The researchers compared the 218 cancer patients with COVID-19 with 1,090 age- and sex-matched noncancer patients with COVID-19 treated in the Montefiore Health System between March 18 and April 8, 2020.

Case fatality rates in cancer patients with COVID-19 were significantly increased in all age groups, but older age was associated with higher mortality.

“We observed case fatality rates were elevated in all age cohorts in cancer patients and achieved statistical significance in the age groups 45-64 and in patients older than 75 years of age,” the authors reported.

Other factors significantly associated with higher mortality in a multivariable analysis included the presence of multiple comorbidities; the need for ICU support; and increased levels of d-dimer, lactate, and lactate dehydrogenase.

Additional factors, such as socioeconomic and health disparities, may also be significant predictors of mortality, according to the authors. They noted that this cohort largely consisted of patients from a socioeconomically underprivileged community where mortality because of COVID-19 is reportedly higher.

Proactive strategies moving forward

“We have been addressing the significant burden of the COVID-19 pandemic on our vulnerable cancer patients through a variety of ways,” said study author Balazs Halmos, MD, of Montefiore Medical Center.

The center set up a separate infusion unit exclusively for COVID-positive patients and established separate inpatient areas.
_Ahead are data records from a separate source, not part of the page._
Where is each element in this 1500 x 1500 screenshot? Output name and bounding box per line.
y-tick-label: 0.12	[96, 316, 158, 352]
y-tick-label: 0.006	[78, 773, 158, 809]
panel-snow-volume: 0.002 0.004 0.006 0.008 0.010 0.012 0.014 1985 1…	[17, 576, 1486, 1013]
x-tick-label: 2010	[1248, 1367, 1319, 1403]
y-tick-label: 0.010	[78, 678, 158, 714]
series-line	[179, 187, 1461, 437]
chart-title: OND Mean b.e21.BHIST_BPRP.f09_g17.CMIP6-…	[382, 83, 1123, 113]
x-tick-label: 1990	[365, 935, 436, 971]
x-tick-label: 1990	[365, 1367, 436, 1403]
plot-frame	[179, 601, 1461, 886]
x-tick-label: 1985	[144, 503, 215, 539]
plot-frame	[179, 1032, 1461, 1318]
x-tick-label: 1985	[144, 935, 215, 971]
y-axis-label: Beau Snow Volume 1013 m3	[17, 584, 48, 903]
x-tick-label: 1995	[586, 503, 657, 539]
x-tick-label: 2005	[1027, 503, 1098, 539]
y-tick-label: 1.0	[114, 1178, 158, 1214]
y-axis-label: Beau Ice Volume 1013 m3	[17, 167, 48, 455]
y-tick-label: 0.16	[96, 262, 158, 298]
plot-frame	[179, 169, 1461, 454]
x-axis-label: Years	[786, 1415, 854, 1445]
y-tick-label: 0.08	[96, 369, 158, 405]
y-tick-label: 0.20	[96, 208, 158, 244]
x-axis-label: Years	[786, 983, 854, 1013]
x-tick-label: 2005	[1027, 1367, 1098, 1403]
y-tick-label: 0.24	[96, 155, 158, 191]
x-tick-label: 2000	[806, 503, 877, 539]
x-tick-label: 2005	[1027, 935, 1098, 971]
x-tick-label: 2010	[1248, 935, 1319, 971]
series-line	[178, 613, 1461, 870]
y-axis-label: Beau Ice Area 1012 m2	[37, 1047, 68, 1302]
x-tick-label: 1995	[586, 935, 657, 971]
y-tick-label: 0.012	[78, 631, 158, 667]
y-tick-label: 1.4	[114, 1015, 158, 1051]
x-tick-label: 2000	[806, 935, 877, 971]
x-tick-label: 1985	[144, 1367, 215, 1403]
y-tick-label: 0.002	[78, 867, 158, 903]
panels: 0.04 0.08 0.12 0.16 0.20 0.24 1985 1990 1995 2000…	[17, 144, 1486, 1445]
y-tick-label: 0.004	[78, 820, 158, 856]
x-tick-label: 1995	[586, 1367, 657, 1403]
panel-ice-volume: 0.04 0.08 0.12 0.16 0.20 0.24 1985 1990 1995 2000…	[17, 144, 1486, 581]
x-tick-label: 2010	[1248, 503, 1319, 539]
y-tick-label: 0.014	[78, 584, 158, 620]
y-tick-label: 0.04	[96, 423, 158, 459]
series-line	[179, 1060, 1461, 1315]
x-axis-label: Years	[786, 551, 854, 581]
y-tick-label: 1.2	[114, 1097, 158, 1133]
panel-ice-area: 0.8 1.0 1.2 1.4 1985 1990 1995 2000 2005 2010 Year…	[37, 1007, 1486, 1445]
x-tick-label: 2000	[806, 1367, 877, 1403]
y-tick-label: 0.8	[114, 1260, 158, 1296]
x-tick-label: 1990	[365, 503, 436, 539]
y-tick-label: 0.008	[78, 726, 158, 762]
Dr. Halmos and colleagues are also providing telemedicine, virtual supportive care services, telephonic counseling, and bilingual peer-support programs.

“Many questions remain as we continue to establish new practices for our cancer patients,” Dr. Halmos said. “We will find answers to these questions as we continue to focus on adaptation and not acceptance in response to the COVID crisis. Our patients deserve nothing less.”

The Albert Einstein Cancer Center supported this study. The authors reported having no conflicts of interest.